Une semaine plus tard, elle renoue avec M. Darcy lors d'un moment de faiblesse à l'occasion du baptême de l'enfant d'un ami commun et eux aussi se retrouvent sous la couette. Lorsque Bridget se rend compte qu'elle est enceinte, elle ne peut pas dire qui des deux hommes est le père et ils doivent établir une coparentalité fonctionnelle à trois pendant que Bridget traverse ce qui est à plusieurs reprises qualifié de "grossesse gériatrique" (Bridget a 43 ans). Elle essaie de déterminer duquel des deux hommes, s'il en est un, elle est amoureuse. Il est clair dans la dernière partie un brin confuse du film que les intervenants ont été nombreux au niveau du scénario : elle n'arrive pas a résoudre la question de la paternité de façon satisfaisante, tout en passant trop de temps sur une séquence d'accouchement qui n'apporte rien de nouveau par rapport aux centaines de séquences similaires qui l'ont précédée dans l'histoire du cinéma. D'une certaine façon, cela donne un intérêt particulier à l'histoire qu'elle n'ait pas de véritable fin concluante. L'autre grand amour de Bridget, Daniel Cleaver (Hugh Grant) est absent de l'intrigue mais la possibilité de son retour dans des opus à venir reste ouverte via une péripétie que l'on ne vous racontera pas ici.

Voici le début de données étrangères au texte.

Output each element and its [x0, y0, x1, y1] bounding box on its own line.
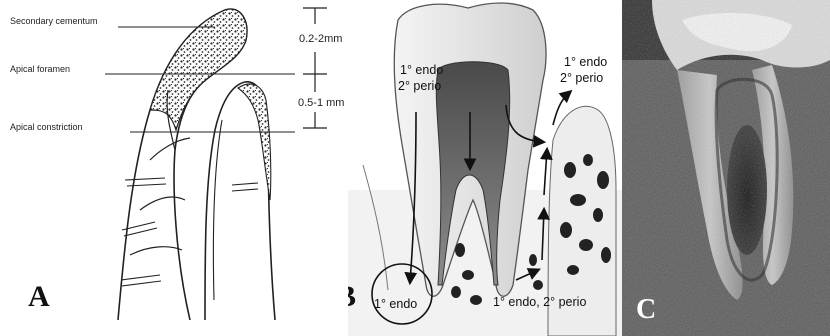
label-apical-constriction: Apical constriction	[10, 122, 83, 132]
panel-b-lesion-pathways: 1° endo 2° perio 1° endo 2° perio 1° end…	[348, 0, 622, 336]
panel-a-letter: A	[28, 280, 50, 313]
accessory-canal-1	[125, 178, 166, 186]
panel-c-radiograph: C	[622, 0, 830, 336]
panel-a-apical-anatomy: Secondary cementum Apical foramen Apical…	[0, 0, 348, 336]
panel-b-letter: B	[348, 280, 356, 313]
canal-branch-3	[130, 247, 182, 255]
canal-branch-1	[150, 138, 190, 160]
label-right-top-line2: 2° perio	[560, 71, 603, 85]
arrow-lateral-up-1	[544, 150, 547, 195]
label-crown-left-line2: 2° perio	[398, 79, 441, 93]
label-apical-foramen: Apical foramen	[10, 64, 70, 74]
canal-branch-2	[140, 197, 185, 210]
label-bottom-right: 1° endo, 2° perio	[493, 295, 586, 309]
panel-c-letter: C	[636, 294, 656, 325]
panel-b-drawing: 1° endo 2° perio 1° endo 2° perio 1° end…	[348, 0, 622, 336]
label-apex-circle: 1° endo	[374, 297, 417, 311]
label-right-top-line1: 1° endo	[564, 55, 607, 69]
secondary-cementum-right	[238, 84, 271, 200]
panel-a-drawing: Secondary cementum Apical foramen Apical…	[0, 0, 348, 336]
panel-c-drawing: C	[622, 0, 830, 336]
canal-right-branch	[232, 183, 258, 191]
label-measure-upper: 0.2-2mm	[299, 33, 342, 45]
label-secondary-cementum: Secondary cementum	[10, 16, 98, 26]
accessory-canal-3	[121, 275, 161, 286]
label-measure-lower: 0.5-1 mm	[298, 97, 344, 109]
xray-grain	[622, 0, 830, 336]
canal-right	[213, 120, 222, 300]
label-crown-left-line1: 1° endo	[400, 63, 443, 77]
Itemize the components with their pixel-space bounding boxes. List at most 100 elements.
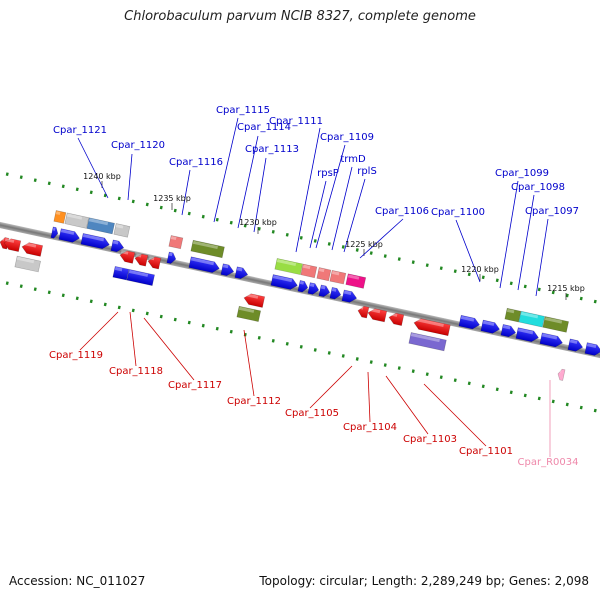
gene-highlight: [318, 268, 325, 273]
ruler-dot: [411, 369, 415, 373]
gene-shape: [542, 316, 569, 333]
gene-shape: [166, 251, 177, 264]
gene-arrow: [274, 258, 303, 276]
ruler-dot: [551, 399, 555, 404]
gene-arrow: [345, 273, 367, 289]
gene-highlight: [168, 252, 173, 257]
gene-highlight: [222, 264, 229, 269]
ruler-dot: [481, 275, 485, 280]
ruler-dot: [271, 229, 275, 234]
ruler-dot: [173, 317, 177, 322]
gene-arrow: [458, 314, 480, 330]
ruler-dot: [551, 290, 555, 295]
forward-gene-label: Cpar_1109: [320, 132, 374, 143]
ruler-dot: [159, 205, 163, 210]
gene-arrow: [504, 307, 522, 323]
gene-arrow: [270, 274, 298, 290]
gene-arrow: [166, 251, 177, 264]
ruler-dot: [201, 323, 205, 328]
gene-shape: [413, 318, 451, 337]
gene-shape: [188, 256, 220, 273]
ruler-dot: [117, 196, 121, 201]
forward-gene-leader-line: [331, 166, 353, 251]
kbp-tick-label: 1220 kbp: [461, 265, 499, 274]
gene-shape: [539, 332, 563, 348]
reverse-gene-leader-line: [367, 371, 371, 423]
gene-arrow: [134, 253, 149, 267]
reverse-gene-leader-line: [423, 383, 487, 447]
reverse-gene-leader-line: [309, 365, 353, 409]
forward-gene-label: Cpar_1099: [495, 168, 549, 179]
gene-highlight: [128, 269, 149, 277]
ruler-dot: [453, 378, 457, 383]
gene-shape: [297, 280, 309, 293]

M. Darcy est donc le seul amour du passé à se battre ici pour le cœur de Bridget, et l'ancienneté de leur histoire, à la Ross et Rachel en ce qui concerne la paternité, nous pousse à espérer leur réconciliation. Mais Jack (Patrick Dempsey) n'est pas un mufle qui abuse de la séduction qu'il exerce sur Bridget comme Cleaver le faisait. Plutôt que de remplacer simplement Hugh Grant par un personnage et un acteur à la Hugh Grant, le film a l'intelligence de présenter Jack comme l'homme parfait : gentil, charmant, brillant et vraiment amoureux de Bridget. Au diable le passé, on n'a pas envie de le détester non plus.

Tout est plutôt schématique, comme on l'attend d'une comédie romantique, mais avec un élément nouveau de réalisme qui renouvelle le genre. Il s'agit d'une comédie romantique pour adultes, avec des personnages adultes, aux préoccupations et problèmes d'adultes. Il ne s'agit pas de jeunes gens d'à peine vingt ans qui rabâchent leur peur de se caser tout en tombant amoureux après une première rencontre inoubliable et  une suite entière de faux-pas. Ici, les personnages ont déjà fait leur vie et ils se demandent comment l'amour et le fait d'être parents vont bouleverser leur quotidien alors qu'ils ne sont plus si jeunes… en passant par toute une série de rencontres et de faux-pas. Il ne s'agit pas de réinventer la roue. Mais simplement de la modifier un petit peu, pour offrir un voyage d'un autre genre.

En prime, Emma Thompson est à bord, nous réjouissant comme elle seule sait le faire dans le rôle secondaire de la docteure de Bridget et on nous propose en intrigue parallèle une mise en cause pertinente et comique de l'avenir du journalisme. Somme toute, je ne crois pas qu'un destin exceptionnel attende Bridget Jones’s Baby : il devrait recevoir des critiques polies et obtenir un succès modéré au box-office. Mais son existence est remarquable d'une façon qui est passée inaperçue sous le poids d'un débat nauséabond sur le physique d'une actrice, qui révèle nos pires tendance en tant que consommateurs de divertissements et critiques en fauteuil. Bridget Jones a mûri. À son exemple, nous nous devons de mûrir également.